I am doing an experiment of my system. If I do that very slowly, so it's in quasi-equilibrium, and the system is in contact with the ambient, the system temperature may raise but as I wait long enough, the ambient equalizes the temperature of the system, so Tamb=Tsys. Therefore it's an isothermal process, right?
Yes. If you do it slowly enough, and your system is not insulated, the system temperature will always be close to the ambient temperature.
Else, if I do that very fast, there will be no time to the system exchanges heat, and so Tamb may not be Tsys, then I consider the process to be adiabatic, right?
Yes. In the limit of very rapid deformation.
There is no way a process can be isothermal AND adiabatic at same time, is there?
In certain cases it's possible if there is significant viscous heating in the system, particularly in the case of a flow system. For example, if an ideal gas is forced through an adiabatic valve, its temperature won't change. The expansion cooling will be canceled by the viscous heating.
So If I am modeling my system to match experimental static data, I should use isothermal and If I test the system dynamically, I should use adiabatic. Is that correct?
Both are ideal approximations to the real system behavior.
EDIT: I need to correct one thing. I didn't mention I test my system adding gas to it. So it can't be adiabatic.
Yours is a so called open system. Look up how to apply the first law to open systems.
We can sure continue now with this! And by the way, Thanks A LOT!
OK. Let's continue. In the case we are going to be looking at next, the force F exerted by our hand is going to be zero, and the mass M is going to be dropping spontaneously, along with the piston.

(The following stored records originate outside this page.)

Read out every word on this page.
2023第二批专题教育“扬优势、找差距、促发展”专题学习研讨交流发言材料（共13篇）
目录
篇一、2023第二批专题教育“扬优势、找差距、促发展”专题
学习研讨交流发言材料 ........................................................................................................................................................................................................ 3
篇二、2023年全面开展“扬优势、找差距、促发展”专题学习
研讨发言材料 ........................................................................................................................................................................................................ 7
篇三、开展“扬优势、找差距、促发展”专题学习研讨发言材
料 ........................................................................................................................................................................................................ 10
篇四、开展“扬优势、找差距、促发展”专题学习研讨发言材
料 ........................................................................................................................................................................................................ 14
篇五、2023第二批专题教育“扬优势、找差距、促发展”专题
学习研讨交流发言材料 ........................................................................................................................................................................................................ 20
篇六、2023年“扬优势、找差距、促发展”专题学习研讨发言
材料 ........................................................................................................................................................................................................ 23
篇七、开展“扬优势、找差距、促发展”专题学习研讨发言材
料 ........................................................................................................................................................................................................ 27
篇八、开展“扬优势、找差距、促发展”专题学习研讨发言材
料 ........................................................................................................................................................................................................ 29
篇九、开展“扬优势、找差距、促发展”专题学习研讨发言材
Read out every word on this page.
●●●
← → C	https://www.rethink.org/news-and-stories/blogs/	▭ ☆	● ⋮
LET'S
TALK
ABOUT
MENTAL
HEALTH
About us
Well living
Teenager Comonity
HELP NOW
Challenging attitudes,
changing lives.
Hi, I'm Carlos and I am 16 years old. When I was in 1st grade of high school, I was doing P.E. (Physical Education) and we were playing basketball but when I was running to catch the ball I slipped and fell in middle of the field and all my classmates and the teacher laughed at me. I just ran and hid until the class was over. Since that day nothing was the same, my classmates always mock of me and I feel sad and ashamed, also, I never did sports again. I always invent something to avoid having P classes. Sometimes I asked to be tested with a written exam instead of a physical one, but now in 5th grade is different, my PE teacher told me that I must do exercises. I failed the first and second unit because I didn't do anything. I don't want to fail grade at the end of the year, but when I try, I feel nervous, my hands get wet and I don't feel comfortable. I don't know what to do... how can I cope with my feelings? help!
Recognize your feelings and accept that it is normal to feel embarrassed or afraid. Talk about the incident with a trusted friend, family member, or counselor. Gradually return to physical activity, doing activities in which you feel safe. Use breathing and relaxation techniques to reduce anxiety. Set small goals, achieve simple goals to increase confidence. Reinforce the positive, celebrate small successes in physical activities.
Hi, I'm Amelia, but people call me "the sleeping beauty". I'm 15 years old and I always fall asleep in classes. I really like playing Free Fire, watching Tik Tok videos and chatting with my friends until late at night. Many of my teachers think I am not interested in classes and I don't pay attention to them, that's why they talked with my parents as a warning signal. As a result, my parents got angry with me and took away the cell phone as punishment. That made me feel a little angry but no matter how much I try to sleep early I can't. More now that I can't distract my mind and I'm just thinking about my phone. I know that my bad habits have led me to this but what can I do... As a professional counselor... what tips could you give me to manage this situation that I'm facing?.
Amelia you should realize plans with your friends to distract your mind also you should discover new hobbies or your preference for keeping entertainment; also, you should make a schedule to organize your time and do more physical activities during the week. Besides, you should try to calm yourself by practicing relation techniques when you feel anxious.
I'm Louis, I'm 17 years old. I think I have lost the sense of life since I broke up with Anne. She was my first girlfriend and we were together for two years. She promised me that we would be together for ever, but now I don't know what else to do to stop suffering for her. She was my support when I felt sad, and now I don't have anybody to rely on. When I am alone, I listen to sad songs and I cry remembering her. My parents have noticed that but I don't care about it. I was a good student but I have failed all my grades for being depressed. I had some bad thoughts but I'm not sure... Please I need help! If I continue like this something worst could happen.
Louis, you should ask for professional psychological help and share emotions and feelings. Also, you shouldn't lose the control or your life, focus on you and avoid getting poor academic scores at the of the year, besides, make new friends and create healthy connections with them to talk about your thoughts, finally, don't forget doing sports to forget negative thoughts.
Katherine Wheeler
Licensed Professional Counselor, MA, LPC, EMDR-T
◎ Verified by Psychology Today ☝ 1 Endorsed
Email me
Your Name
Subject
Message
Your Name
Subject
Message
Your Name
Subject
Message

So there is going to be a mass times acceleration term in the force balance.
In addition, since the deformation is going to be irreversible, the gas pressure within the cylinder is going to be non-uniform. So we cannot apply the ideal gas law to the gas within the cylinder. Also, since the gas pressure is varying with position, rather than calling P the pressure throughout the gas within the cylinder, we are now going to call P the pressure of the gas on the bottom surface of the piston (this is the interface of the gas with its surroundings). By Newton's third law, this pressure will also be the force per unit area exerted by the piston on the gas. This interface pressure is what we will use to calculate the work done by the piston on the gas. Initially, P = P
1, and finally, P=P
2 (since in the initial and final equilibrium states, the pressure of the gas is uniform).
So. Please take the force balance that we derived for the quasi-static case, and modify it appropriately to obtain the force balance for this case.
Chet